Aparte de la falta de capacidad estructural que afecta a las instalaciones baleares, la inmigración irregular plantea otros graves problemas sociales. Por un lado, el efecto “llamada”, pues si a los ilegalmente llegados se les conceden ayudas gratuitas y se les permite circular libremente por la Unión Europea (debería condicionarse a que realizasen trabajos para la comunidad y obtuviesen un contrato de trabajo en pocos meses, como se hace actualmente en Dinamarca, gobernada por un partido socialdemócrata) nunca dejarán de funcionar las mafias que se enriquecen transportándolos de forma masiva. La única solución efectiva es mantenerles en centros de internamiento hasta que logren regularizar su situación personal y laboral, o deportarlos en los casos en los que ello no sea posible, tal como hacen actualmente la mayoría de países de la UE.

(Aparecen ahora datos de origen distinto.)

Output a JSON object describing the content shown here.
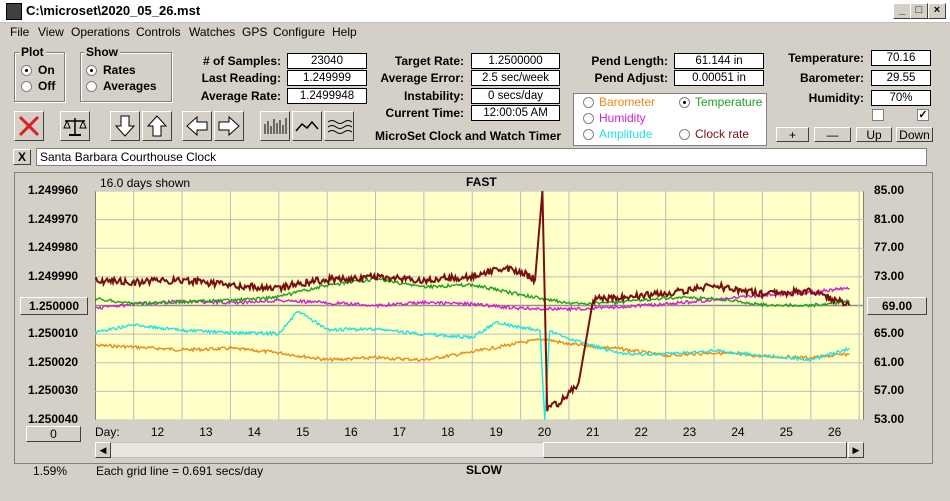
{
  "window": {
    "title": "C:\\microset\\2020_05_26.mst"
  },
  "menu": [
    "File",
    "View",
    "Operations",
    "Controls",
    "Watches",
    "GPS",
    "Configure",
    "Help"
  ],
  "plot_group": {
    "label": "Plot",
    "options": [
      "On",
      "Off"
    ],
    "selected": "On"
  },
  "show_group": {
    "label": "Show",
    "options": [
      "Rates",
      "Averages"
    ],
    "selected": "Rates"
  },
  "stats": {
    "samples_label": "# of Samples:",
    "samples": "23040",
    "last_label": "Last Reading:",
    "last": "1.249999",
    "avg_label": "Average Rate:",
    "avg": "1.2499948"
  },
  "rates": {
    "target_label": "Target Rate:",
    "target": "1.2500000",
    "error_label": "Average Error:",
    "error": "2.5 sec/week",
    "instab_label": "Instability:",
    "instab": "0 secs/day",
    "time_label": "Current Time:",
    "time": "12:00:05 AM"
  },
  "app_name": "MicroSet Clock and Watch Timer",
  "pend": {
    "length_label": "Pend Length:",
    "length": "61.144 in",
    "adjust_label": "Pend Adjust:",
    "adjust": "0.00051 in"
  },
  "sensors": {
    "barometer": "Barometer",
    "temperature": "Temperature",
    "humidity": "Humidity",
    "amplitude": "Amplitude",
    "clockrate": "Clock rate",
    "selected": "Temperature"
  },
  "env": {
    "temp_label": "Temperature:",
    "temp": "70.16",
    "baro_label": "Barometer:",
    "baro": "29.55",
    "hum_label": "Humidity:",
    "hum": "70%"
  },
  "adj_buttons": [
    "+",
    "—",
    "Up",
    "Down"
  ],
  "watch_name": "Santa Barbara Courthouse Clock",
  "close_x": "X",
  "colors": {
    "clock": "#7a0f0f",
    "temperature": "#1fa01f",
    "humidity": "#d21ed2",
    "amplitude": "#21e1e6",
    "barometer": "#ee8a17",
    "plot_bg": "#ffffc8"
  },
  "plot": {
    "days_shown": "16.0 days shown",
    "fast": "FAST",
    "slow": "SLOW",
    "grid_note": "Each grid line = 0.691 secs/day",
    "left_center_btn": "1.250000",
    "right_center_btn": "69.00",
    "bottom_left_btn": "0",
    "percent": "1.59%",
    "day_label": "Day:"
  },
  "chart_data": {
    "type": "line",
    "title": "",
    "x_label": "Day",
    "x_ticks": [
      "12",
      "13",
      "14",
      "15",
      "16",
      "17",
      "18",
      "19",
      "20",
      "21",
      "22",
      "23",
      "24",
      "25",
      "26"
    ],
    "y_left_ticks": [
      "1.249960",
      "1.249970",
      "1.249980",
      "1.249990",
      "1.250000",
      "1.250010",
      "1.250020",
      "1.250030",
      "1.250040"
    ],
    "y_right_ticks": [
      "85.00",
      "81.00",
      "77.00",
      "73.00",
      "69.00",
      "65.00",
      "61.00",
      "57.00",
      "53.00"
    ],
    "y_left_range": [
      1.24996,
      1.25004
    ],
    "y_right_range": [
      53,
      85
    ],
    "series": [
      {
        "name": "Clock rate",
        "color": "#7a0f0f",
        "x": [
          11.0,
          12.0,
          13.0,
          14.0,
          15.0,
          15.5,
          16.0,
          17.0,
          18.0,
          19.0,
          19.5,
          20.0,
          20.3,
          20.45,
          20.55,
          20.8,
          21.2,
          21.5,
          22.0,
          23.0,
          24.0,
          25.0,
          26.0,
          26.8
        ],
        "y": [
          1.249991,
          1.249992,
          1.249991,
          1.249993,
          1.249994,
          1.249992,
          1.249991,
          1.24999,
          1.249991,
          1.24999,
          1.249987,
          1.249988,
          1.249991,
          1.24996,
          1.250036,
          1.250034,
          1.250027,
          1.249998,
          1.249997,
          1.249996,
          1.249993,
          1.249996,
          1.249995,
          1.25
        ]
      },
      {
        "name": "Temperature",
        "color": "#1fa01f",
        "x": [
          11.0,
          12.0,
          13.0,
          14.0,
          15.0,
          16.0,
          17.0,
          18.0,
          19.0,
          20.0,
          21.0,
          22.0,
          23.0,
          24.0,
          25.0,
          26.0,
          26.8
        ],
        "y": [
          70.1,
          69.3,
          69.5,
          69.7,
          70.2,
          71.8,
          72.7,
          71.6,
          71.9,
          70.5,
          69.3,
          69.4,
          70.1,
          70.0,
          69.1,
          69.0,
          69.6
        ]
      },
      {
        "name": "Humidity",
        "color": "#d21ed2",
        "x": [
          11.0,
          12.0,
          13.0,
          14.0,
          15.0,
          16.0,
          17.0,
          18.0,
          19.0,
          20.0,
          21.0,
          22.0,
          23.0,
          24.0,
          25.0,
          26.0,
          26.8
        ],
        "y": [
          68.5,
          69.2,
          69.6,
          69.4,
          69.7,
          69.4,
          69.0,
          69.4,
          69.2,
          68.6,
          68.5,
          68.8,
          69.2,
          69.8,
          70.4,
          70.9,
          71.4
        ]
      },
      {
        "name": "Amplitude",
        "color": "#21e1e6",
        "x": [
          11.0,
          12.0,
          13.0,
          14.0,
          15.0,
          15.4,
          16.0,
          17.0,
          18.0,
          19.0,
          19.5,
          20.0,
          20.4,
          20.5,
          20.6,
          21.0,
          22.0,
          23.0,
          24.0,
          25.0,
          26.0,
          26.8
        ],
        "y": [
          65.0,
          66.3,
          65.5,
          65.2,
          65.1,
          68.2,
          65.6,
          65.7,
          65.0,
          64.5,
          66.7,
          65.9,
          65.5,
          53.0,
          65.4,
          64.4,
          62.3,
          62.2,
          62.7,
          62.0,
          61.4,
          63.0
        ]
      },
      {
        "name": "Barometer",
        "color": "#ee8a17",
        "x": [
          11.0,
          12.0,
          13.0,
          14.0,
          15.0,
          16.0,
          17.0,
          18.0,
          19.0,
          20.0,
          20.5,
          21.0,
          22.0,
          23.0,
          24.0,
          25.0,
          26.0,
          26.8
        ],
        "y": [
          63.5,
          63.2,
          62.8,
          63.0,
          62.4,
          61.4,
          61.7,
          61.4,
          62.5,
          63.8,
          64.3,
          63.6,
          63.0,
          62.0,
          62.4,
          61.9,
          61.7,
          62.2
        ]
      }
    ]
  }
}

El segundo problema grave es la falta de integración, que afecta mayoritariamente a la inmigración musulmana. Como explicó de forma magnífica Maite Rico a raíz de los incidentes de Jumilla, al contrario que otras confesiones, el islam genera conflictos porque es una religión expansionista, que vertebra por completo la vida de sus comunidades, cada vez más controladas por imanes y grupos salafistas como la Hermandad Musulmana. Y eso hace que una cuestión religiosa acabe convertida en un grave problema político. No hay más que mirar como en Francia la degradación de la convivencia ha coincidido con la llegada silenciosa de líderes religiosos que alientan el gueto y siembran en los jóvenes el odio a Occidente.

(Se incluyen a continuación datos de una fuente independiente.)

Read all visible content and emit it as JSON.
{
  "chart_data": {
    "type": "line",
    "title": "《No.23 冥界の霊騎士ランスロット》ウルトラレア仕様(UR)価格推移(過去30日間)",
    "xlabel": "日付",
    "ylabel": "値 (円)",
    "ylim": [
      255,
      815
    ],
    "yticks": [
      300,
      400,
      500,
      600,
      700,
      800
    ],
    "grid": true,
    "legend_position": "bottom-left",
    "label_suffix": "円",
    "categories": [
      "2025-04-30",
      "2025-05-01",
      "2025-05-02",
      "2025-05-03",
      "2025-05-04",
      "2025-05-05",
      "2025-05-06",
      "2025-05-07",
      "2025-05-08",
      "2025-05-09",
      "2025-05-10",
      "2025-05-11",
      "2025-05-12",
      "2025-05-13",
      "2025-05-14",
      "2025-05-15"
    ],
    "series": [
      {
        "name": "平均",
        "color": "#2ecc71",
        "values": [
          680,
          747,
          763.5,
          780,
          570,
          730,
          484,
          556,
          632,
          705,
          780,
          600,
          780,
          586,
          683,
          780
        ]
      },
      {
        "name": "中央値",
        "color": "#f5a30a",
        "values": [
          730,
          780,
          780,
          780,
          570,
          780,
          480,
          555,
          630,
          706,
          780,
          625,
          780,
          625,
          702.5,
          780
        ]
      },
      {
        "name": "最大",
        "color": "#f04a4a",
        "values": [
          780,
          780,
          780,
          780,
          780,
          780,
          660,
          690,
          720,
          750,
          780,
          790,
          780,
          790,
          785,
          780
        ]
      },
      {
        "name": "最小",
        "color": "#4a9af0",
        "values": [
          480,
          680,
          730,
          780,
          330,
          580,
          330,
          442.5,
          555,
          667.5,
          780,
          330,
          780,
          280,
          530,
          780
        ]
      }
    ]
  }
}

Recordaba la magnífica columnista de El Mundo, ex subdirectora de El País, que un reciente informe encargado por el Gobierno francés considera a la Hermandad Musulmana como una amenaza para la cohesión nacional, realidad que ya lleva tiempo reproduciéndose también en España. Para Rico no estamos ante una cuestión religiosa, sino ante un problema político que exige reglas claras en defensa de la democracia, la libertad y la igualdad entre sexos.
En definitiva, nos encontramos ante un drama complejo que no admite soluciones simples. Y que exige valorar no solo cuestiones humanitarias, por dramáticas que puedan resultar, sino también otras razones políticas, de seguridad, culturales y de modelo social. Por eso entran ganas de dejar de pagar impuestos cuando una ministra del Gobierno de España, la desconocida Sira Rego, dice que las quejas del Govern balear por su falta de capacidad material para atender el envío de más “menas” son muestras de “racismo”. Llevamos un largo verano rodeados de tragedias mientras mantenemos a políticos que no pierden ocasión de mostrar su pavorosa inutilidad.